Mistake 2: Reporting train performance

Reporting train performance metrics instead of test performance.

The ultimate goal of computing performance metrics is to estimate the generalization performance of your model. That is, you want to know how it is going to behave when fed with new data. This is the main reason for dividing the dataset into train and test sets. Thus, you typically train a model using the train set and evaluate its performance with the test set. The test set performance is what you report most of the time. However, it is easy to mix the sets when coding your program. Take for example, the following code snippet. Here, a decision tree is fitted with the WINE dataset. Before the fitting, the data is split into train and test sets.

from sklearn.tree import DecisionTreeClassifier
from sklearn.model_selection import train_test_split
from sklearn.metrics import accuracy_score
from sklearn.datasets import load_wine

# Load the wine dataset.
data = load_wine()

# Divide into train and test sets.
X_train, X_test, y_train, y_test = train_test_split(data.data,
                                                    data.target,
                                                    test_size = 0.5,
                                                    random_state = 123)
tree = DecisionTreeClassifier(random_state = 123)
tree.fit(X_train, y_train)
predictions = tree.predict(X_train)
print(f"Decision Tree accuracy: {accuracy_score(y_train, predictions):.3f}")
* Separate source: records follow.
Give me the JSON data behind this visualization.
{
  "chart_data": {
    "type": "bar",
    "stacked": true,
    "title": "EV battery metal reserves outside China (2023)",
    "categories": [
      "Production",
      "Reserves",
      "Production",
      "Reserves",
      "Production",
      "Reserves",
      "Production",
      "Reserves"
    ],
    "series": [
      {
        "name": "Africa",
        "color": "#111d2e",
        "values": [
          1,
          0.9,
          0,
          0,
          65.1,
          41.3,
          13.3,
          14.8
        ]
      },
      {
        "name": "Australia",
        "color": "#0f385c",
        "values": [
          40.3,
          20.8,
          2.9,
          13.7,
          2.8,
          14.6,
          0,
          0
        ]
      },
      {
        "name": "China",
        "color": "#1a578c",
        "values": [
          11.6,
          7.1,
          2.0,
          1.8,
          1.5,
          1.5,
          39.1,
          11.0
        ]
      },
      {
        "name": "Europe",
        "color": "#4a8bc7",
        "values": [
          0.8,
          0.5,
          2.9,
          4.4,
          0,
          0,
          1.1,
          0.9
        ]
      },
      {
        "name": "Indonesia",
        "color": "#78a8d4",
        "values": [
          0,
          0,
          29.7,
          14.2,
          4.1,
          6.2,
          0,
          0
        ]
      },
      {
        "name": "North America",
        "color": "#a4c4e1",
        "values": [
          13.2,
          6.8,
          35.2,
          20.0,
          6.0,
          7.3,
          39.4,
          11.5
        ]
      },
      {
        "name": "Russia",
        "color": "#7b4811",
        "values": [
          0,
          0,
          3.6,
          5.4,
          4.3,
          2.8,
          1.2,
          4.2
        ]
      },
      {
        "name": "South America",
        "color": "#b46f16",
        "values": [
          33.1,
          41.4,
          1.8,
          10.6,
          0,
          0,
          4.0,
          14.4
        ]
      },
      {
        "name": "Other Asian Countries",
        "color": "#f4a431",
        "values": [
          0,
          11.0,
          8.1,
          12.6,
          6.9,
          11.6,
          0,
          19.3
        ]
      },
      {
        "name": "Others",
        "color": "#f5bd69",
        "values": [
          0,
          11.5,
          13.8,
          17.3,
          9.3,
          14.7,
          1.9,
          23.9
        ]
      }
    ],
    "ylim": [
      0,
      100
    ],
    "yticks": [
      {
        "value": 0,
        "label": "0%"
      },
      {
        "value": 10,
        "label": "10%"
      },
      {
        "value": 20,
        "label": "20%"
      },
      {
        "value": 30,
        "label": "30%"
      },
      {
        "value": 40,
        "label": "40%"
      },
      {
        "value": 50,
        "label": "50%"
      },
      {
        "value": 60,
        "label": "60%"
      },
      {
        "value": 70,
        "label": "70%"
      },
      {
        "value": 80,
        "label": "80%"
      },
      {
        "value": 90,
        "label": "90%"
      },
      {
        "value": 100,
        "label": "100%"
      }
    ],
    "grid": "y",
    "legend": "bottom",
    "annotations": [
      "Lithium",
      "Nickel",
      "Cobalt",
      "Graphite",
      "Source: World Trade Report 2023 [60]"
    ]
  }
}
#>> Decision Tree accuracy: 1.000

What is wrong with the previous code? Actually, there is nothing wrong with it. It runs without any errors and it prints the accuracy (\(1.0\)) as expected. However, there is something suspicious here. The accuracy is perfect. When your results look so good, it may be an indication that there is something going on. If you take a closer look at lines 16 and 17 you will notice that the performance (accuracy) is being computed on the train set. If your aim is to estimate the generalization performance of your model then, you should instead compute the performance on the test set. Even though you already know this, it is common to incur in this type of error when copying and pasting code. If what you are really interested in is the generalization performance, then, lines 16-17 should be changed to:

predictions = tree.predict(X_test)
print(f"Decision Tree accuracy: {accuracy_score(y_test, predictions):.3f}")

#>> Decision Tree accuracy: 0.865

In this case the accuracy was much lower (\(0.865\)) but represents a better estimate of what you would expect when you deploy your system into production.

This does not mean that you should never compute the training performance. In fact, it is also very useful to have this information at hand. For example, for diagnosing purposes when analyzing overfitting.

If your results look suspiciously good, it is worth to double check your code to see if you are not reporting the train performance instead of test performance.